The Town of Greenburgh may have the highest ranked school district in the entire country, but the Town itself not only didn’t crack the top ten places to live in New York — when nine of the ten were from Westchester County — it didn’t even make a list of the top 50.

According to, the best place to live in New York this year is the Town of Mamoroneck, followed by the Village of Tarrytown, the City of White Plains, the Village of Mount Kisco, and the Town/Village of Scarsdale.  Rounding out the rest of the top ten are  the Town/Village of Harrison, the Village of Dobbs Ferry, the Town of Ossining, the City of Rye, and the City of New Rochelle.

“In order to come up with our ranking of best places in New York,” Movoto said, “we started out by gathering a list of all the places in the state with 10,000 people or more from the 2010 U.S. Census. This left us with a total of 87 places. We then looked at each of these places in terms of the following criteria:

  • Total amenities
  • Quality of life (cost of living, median home price, median rent, median household income, and student to teacher ratio)
  • Total crimes
  • Tax rates (sales tax and income tax)
  • Unemployment
  • Commute time
  • Weather (temperature and air quality)

From there, we ranked each place with a score of 1 to 87, according to the above criteria, with the lowest number being best. After that, we averaged each for an overall Big Deal Score; again, the lower the better.”

The site did not specify why certain large towns like Greenburgh did not even crack the top 50.

However, the Town and its government has had its share of problems, ranging from draining 40% of reserves last fall to fund spending needs in an election year in order to keep tax hikes artificially low, to backing efforts yesterday by the town attorney and town clerk to block a community-drafted proposal to give police in Greenburgh the tools they say they need — and which other New York towns and villages have enacted without objection — to stop houses of prostitution from fronting as massage parlors in the town.

On top of that, efforts resisted for years by town officials to build sidewalks to make it safer for children to walk to and from their elementary schools now seem to be moving at a snail’s pace — which is better than not moving at all — while a lack of municipal spending and planning has resulted in the town’s outdoor pools having outlived their 35-year useful life — with no plan to replace them.

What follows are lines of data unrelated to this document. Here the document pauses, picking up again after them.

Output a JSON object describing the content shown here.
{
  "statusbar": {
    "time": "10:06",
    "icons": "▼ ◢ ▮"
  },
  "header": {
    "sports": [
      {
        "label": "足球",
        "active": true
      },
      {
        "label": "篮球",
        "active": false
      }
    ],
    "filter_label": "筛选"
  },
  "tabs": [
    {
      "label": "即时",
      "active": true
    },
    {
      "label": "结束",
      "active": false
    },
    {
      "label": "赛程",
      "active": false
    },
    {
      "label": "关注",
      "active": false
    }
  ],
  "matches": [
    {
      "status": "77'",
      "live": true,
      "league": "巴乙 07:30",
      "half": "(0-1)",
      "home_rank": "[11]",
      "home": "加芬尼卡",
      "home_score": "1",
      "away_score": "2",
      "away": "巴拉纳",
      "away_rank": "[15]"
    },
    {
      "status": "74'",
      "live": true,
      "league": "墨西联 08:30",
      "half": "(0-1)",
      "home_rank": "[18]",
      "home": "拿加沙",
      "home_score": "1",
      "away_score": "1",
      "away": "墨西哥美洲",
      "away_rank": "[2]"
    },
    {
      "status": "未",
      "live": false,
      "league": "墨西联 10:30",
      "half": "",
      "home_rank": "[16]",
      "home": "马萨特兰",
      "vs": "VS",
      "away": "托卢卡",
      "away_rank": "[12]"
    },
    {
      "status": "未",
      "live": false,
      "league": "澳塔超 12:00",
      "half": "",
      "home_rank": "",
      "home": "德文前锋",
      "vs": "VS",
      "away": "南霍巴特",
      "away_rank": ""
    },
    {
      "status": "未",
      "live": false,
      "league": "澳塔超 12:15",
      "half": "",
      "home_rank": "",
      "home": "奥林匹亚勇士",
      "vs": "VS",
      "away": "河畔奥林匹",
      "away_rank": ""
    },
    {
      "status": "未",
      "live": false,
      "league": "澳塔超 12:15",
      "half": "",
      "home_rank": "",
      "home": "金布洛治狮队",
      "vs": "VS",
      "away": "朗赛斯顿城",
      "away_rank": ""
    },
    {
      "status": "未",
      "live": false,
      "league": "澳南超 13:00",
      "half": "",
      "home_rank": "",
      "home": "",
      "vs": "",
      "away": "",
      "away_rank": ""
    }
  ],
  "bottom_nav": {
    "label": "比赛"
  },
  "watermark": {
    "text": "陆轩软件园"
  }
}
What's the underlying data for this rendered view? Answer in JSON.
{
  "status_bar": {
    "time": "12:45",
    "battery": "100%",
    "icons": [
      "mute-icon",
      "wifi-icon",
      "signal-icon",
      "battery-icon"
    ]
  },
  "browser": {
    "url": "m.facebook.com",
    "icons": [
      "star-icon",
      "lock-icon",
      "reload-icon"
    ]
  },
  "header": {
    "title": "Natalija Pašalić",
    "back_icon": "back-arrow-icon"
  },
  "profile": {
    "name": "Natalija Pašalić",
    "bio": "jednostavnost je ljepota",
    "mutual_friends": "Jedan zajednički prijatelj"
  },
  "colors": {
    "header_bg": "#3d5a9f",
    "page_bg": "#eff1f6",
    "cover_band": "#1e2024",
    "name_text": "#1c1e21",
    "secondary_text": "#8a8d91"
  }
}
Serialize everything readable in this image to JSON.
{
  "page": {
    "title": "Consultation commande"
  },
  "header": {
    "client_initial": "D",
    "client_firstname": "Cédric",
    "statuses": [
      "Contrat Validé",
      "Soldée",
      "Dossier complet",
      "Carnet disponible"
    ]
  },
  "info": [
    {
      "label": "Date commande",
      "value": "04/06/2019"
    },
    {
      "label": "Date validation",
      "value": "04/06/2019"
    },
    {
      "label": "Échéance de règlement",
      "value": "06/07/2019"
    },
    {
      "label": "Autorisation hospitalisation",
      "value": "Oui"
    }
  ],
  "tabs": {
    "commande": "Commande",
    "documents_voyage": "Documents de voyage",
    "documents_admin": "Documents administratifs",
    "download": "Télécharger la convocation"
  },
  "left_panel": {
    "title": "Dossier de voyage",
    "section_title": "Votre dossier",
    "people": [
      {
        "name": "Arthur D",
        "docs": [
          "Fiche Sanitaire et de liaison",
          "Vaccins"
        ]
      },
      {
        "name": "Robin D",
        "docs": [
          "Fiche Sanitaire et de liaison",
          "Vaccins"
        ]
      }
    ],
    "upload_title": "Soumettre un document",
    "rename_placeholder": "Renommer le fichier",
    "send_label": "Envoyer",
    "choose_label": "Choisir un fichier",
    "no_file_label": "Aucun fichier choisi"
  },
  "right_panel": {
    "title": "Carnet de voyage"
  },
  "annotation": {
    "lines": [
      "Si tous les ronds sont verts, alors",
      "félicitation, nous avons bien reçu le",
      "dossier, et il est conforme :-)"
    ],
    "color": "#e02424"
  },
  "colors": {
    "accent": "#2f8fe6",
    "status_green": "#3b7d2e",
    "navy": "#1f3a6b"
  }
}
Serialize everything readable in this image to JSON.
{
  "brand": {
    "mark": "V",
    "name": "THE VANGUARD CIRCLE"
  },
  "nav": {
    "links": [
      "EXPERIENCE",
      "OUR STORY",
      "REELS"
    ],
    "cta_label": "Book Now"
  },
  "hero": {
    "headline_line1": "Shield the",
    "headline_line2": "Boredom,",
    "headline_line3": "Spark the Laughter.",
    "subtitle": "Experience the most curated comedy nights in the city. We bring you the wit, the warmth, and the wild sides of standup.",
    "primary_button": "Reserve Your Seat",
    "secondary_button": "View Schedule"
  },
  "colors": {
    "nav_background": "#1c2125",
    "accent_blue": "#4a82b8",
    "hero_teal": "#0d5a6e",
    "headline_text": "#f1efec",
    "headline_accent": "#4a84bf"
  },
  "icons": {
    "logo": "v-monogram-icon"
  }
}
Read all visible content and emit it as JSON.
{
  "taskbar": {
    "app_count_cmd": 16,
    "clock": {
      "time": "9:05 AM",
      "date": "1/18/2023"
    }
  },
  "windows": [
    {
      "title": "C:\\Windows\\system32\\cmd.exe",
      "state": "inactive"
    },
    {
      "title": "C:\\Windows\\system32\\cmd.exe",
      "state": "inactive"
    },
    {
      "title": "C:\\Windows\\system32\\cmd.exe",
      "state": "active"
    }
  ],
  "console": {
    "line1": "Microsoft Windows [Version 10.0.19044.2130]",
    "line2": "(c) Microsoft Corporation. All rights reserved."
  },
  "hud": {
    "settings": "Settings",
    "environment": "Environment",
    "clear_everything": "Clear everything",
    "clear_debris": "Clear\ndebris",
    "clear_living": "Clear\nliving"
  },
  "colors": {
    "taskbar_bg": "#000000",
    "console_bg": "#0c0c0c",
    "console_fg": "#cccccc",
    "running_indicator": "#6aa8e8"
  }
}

Even such basic services as road repaving have slowed to the point where, after a series of terrible winters, many town roads are so rutted with potholes they might as well be located in war-town areas of Somalia or Syria.  Even well publicized efforts to sell town property — such as Frank’s Nursery on Dobbs Ferry Road, which the Town acquired more than four years ago in a tax foreclosure sale — collapsed in failure when prospective purchasers learned the property was contaminated with carcinogens.

And Greenburgh taxpayers still have nearly ten years to pay off a $5.5 million settlement with the Fortress Bible Church — believed to be the largest such settlement against a municipality in U.S. history — after town officials were found to have violated the constitutional rights of the church by refusing permission to let the church build a chapel and school on church-owned land based on supposed traffic safety concerns that the court found were baseless.

On the positive side, Town Supervisor Paul Feiner and town council members Kevin Morgan and Ken Jones are running for re-election proclaiming that, through their efforts, management of the Town has never been better.